Ezra Stoller Photographer, edited by Nina Rappaport and Erica Stoller, the photographer’s daughter and the owner of the Esto Photographics agency and archive, is a beautiful compilation of one iconic image after another that Ezra Stoller created during a 40-year career. Stoller photographed most of the best midcentury architectural masterpieces and created truly memorable images. When we think of either Saarinen’s TWA terminal, Wright’s Falling Water and the Guggenheim Museum, Philip Johnson’s Glass House, or Louis Kahn’s Salk Institute, we invariably think of these buildings as an Ezra Stoller image.
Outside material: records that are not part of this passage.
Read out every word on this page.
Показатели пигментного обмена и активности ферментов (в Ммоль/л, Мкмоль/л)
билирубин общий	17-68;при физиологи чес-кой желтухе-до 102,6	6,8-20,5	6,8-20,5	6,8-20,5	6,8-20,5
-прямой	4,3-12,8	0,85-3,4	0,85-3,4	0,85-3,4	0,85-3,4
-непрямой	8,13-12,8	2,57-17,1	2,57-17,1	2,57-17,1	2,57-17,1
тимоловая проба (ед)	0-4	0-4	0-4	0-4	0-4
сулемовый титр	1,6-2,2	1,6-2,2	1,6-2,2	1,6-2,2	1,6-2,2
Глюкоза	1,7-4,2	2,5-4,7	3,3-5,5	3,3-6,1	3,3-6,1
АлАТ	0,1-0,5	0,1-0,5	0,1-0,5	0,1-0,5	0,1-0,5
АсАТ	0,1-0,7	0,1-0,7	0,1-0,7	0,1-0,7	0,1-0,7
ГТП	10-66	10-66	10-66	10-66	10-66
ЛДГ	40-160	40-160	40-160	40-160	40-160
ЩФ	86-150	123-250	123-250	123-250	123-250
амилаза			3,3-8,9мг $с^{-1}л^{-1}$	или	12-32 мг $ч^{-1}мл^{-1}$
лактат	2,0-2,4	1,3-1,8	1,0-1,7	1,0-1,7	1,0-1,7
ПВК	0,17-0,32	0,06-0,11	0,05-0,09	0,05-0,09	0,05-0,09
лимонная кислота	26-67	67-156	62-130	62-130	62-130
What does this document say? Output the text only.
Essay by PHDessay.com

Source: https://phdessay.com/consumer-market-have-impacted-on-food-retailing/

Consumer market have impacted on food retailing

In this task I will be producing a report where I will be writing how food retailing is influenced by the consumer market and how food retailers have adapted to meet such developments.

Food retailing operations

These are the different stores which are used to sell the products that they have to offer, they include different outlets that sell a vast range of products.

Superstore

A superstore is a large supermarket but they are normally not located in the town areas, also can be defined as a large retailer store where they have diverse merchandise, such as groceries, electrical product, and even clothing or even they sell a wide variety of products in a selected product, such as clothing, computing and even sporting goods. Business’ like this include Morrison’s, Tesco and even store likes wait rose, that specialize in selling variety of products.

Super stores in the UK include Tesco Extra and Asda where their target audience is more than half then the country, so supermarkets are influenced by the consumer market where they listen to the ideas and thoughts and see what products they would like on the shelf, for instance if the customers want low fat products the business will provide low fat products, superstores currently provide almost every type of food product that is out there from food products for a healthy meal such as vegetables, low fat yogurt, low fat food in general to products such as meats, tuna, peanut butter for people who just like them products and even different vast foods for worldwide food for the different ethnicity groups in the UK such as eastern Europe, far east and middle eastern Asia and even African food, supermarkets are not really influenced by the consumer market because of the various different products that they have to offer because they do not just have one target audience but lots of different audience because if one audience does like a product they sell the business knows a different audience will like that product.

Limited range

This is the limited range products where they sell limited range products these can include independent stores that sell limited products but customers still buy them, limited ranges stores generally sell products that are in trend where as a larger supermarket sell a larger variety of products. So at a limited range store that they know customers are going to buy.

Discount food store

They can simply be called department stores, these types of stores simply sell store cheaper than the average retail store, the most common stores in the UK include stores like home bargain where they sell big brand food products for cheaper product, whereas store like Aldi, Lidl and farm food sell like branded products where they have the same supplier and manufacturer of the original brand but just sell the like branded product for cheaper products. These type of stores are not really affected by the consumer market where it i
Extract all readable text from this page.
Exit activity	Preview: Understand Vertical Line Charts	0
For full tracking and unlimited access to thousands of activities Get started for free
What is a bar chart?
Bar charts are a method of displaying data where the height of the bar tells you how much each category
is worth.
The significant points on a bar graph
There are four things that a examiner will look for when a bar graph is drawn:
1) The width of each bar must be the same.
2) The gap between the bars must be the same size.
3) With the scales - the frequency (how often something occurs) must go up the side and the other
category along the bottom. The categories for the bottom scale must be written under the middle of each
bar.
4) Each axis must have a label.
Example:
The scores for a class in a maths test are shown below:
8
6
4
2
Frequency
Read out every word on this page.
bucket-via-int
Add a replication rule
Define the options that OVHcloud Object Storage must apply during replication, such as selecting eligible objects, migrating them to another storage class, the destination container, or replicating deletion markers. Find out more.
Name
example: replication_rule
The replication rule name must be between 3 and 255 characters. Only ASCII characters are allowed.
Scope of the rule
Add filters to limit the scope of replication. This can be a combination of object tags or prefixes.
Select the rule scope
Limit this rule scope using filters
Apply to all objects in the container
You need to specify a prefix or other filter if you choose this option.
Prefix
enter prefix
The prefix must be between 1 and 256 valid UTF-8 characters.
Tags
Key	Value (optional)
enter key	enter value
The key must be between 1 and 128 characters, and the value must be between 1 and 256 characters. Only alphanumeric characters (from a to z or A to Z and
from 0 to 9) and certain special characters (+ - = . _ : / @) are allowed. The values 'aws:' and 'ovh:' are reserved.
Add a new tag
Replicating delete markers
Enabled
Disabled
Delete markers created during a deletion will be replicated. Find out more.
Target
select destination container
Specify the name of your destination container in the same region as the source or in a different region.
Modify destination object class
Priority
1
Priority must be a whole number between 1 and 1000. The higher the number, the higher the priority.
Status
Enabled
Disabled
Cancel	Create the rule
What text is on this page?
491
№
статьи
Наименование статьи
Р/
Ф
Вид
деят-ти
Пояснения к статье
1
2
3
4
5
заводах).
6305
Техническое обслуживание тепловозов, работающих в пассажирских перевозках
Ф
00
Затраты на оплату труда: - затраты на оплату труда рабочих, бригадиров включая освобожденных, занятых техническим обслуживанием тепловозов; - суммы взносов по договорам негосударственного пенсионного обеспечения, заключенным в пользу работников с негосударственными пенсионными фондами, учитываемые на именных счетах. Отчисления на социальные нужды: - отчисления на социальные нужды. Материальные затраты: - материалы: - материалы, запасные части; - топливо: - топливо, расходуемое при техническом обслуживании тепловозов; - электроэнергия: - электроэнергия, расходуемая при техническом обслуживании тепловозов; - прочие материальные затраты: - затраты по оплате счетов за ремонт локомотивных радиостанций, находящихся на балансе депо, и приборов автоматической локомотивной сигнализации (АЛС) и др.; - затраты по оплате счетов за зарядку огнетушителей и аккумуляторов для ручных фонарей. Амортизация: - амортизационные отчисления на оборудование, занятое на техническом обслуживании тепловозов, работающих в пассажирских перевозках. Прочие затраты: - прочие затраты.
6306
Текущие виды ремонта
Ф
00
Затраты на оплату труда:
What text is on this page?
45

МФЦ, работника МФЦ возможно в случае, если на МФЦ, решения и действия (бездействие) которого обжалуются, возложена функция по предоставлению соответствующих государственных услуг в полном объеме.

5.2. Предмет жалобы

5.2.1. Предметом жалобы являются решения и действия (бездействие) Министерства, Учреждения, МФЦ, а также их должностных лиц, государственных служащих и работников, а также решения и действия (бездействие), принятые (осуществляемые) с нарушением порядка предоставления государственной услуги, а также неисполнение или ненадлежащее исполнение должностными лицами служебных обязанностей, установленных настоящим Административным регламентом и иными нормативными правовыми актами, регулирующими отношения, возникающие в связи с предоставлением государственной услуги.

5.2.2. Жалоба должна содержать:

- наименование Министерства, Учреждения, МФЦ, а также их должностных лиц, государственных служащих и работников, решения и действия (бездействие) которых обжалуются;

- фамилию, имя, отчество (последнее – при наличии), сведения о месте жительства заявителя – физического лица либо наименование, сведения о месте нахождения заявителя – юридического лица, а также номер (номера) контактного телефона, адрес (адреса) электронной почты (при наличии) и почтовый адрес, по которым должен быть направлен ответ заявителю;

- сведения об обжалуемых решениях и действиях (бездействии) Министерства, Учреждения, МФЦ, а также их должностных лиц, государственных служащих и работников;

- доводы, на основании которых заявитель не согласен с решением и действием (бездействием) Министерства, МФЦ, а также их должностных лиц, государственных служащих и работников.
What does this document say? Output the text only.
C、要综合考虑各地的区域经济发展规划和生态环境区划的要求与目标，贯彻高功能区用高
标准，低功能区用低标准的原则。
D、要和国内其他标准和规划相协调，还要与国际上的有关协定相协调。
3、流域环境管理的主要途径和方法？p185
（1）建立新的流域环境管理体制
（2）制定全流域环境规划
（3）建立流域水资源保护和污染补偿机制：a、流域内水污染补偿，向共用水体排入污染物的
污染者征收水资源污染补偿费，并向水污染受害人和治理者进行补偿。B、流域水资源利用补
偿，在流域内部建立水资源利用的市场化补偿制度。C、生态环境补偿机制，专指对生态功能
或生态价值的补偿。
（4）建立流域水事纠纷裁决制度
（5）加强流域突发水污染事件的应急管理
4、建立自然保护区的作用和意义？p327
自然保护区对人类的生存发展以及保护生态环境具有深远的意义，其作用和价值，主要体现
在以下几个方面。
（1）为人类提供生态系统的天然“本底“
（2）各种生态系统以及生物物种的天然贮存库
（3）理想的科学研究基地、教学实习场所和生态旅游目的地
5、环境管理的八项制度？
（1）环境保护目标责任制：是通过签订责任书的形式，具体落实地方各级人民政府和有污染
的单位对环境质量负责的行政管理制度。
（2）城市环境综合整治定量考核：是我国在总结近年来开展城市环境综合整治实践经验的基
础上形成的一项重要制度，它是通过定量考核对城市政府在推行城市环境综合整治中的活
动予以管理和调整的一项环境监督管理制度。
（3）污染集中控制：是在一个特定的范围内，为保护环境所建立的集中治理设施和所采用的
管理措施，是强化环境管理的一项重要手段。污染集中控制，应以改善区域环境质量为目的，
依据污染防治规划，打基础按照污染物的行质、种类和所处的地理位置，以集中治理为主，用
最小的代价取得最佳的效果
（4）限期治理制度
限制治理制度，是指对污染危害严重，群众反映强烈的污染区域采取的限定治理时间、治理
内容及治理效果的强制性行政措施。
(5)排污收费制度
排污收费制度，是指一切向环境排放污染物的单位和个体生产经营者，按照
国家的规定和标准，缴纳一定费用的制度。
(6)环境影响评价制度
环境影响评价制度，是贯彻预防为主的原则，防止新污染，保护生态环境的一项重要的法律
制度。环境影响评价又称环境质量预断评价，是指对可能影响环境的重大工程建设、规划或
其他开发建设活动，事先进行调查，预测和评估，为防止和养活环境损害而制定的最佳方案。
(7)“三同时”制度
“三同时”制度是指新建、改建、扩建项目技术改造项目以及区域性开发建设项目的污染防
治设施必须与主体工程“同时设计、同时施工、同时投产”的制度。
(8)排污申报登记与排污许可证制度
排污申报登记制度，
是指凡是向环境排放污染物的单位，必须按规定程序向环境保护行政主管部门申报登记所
And for many great buildings, Stoller’s images are all that is left, thereby becoming the last word. Examples include Wright’s Johnson Wax Tower and headquarters, Morris Lappidus’ Americana Hotel, and the New York State pavilion from the 1964 World’s Fair. Stoller’s photographic style of simple, clean, graphic compositions was a perfect complement to the clean-lined and unadorned simplicity of modern architecture. Oft times Stoller could summarize a building in one shot encompassing all its essential elements.

It is not a stretch to say that some of the projects Stoller photographed are considered great architecture merely from the credibility Stoller’s images bestowed upon them. The Parking Garage in Miami, by Robert Law Weed, is a good example, showing each car carefully positioned without hindering the graceful floating effect of the stacked decking. This was truly “form following function.” Still, the structure was also just a parking garage. Yet Stoller’s image forces the viewer to appreciate it as a functional work of art. It is no surprise that Stoller accumulated a client list of the best modernist practices and firms throughout the country. In addition to those already named, Stoller shot extensively for Skidmore Owings and Merrill, Mies van der Rohe, Paul Rudolph, Marcel Breuer, and I.M. Pei.

Erica Stoller gives us just enough background detail about her father’s education (NYU architecture and industrial design), unlimited energy, and thoroughness in understanding his subject that we can better appreciate the creative source of the images. She shares how her father would not only scout a building for the best time of day to shoot but sometimes hold off until the right time of year. She then steps aside and lets the images speak for themselves.

Nina Rappaport, meanwhile, writes extensively about Stoller’s under-appreciated industrial images. Fortunately, many pages are dedicated to showing off his great catalogue of, once again, beautifully composed and technically near-perfect images. Stoller’s industrial images are the hidden treasure of his vast career catalogue. In his industrial imagery, as in his architectural images, the Stoller style is ever-present. Simple compositions are often dramatically lit, but not overly lit, to bring out the beauty of the subject, be it a pharmaceutical manufacturing plant, paper plant, or hydroelectric dam. It is some of these detailed images that have the fine art quality of an Edward Weston photo.

Overall, Stoller’s work was a perfect blend of compositional artistry, technical know-how, and patience. For someone who was simply documenting others’ work, Stoller blurred the line between the architect’s art and his own.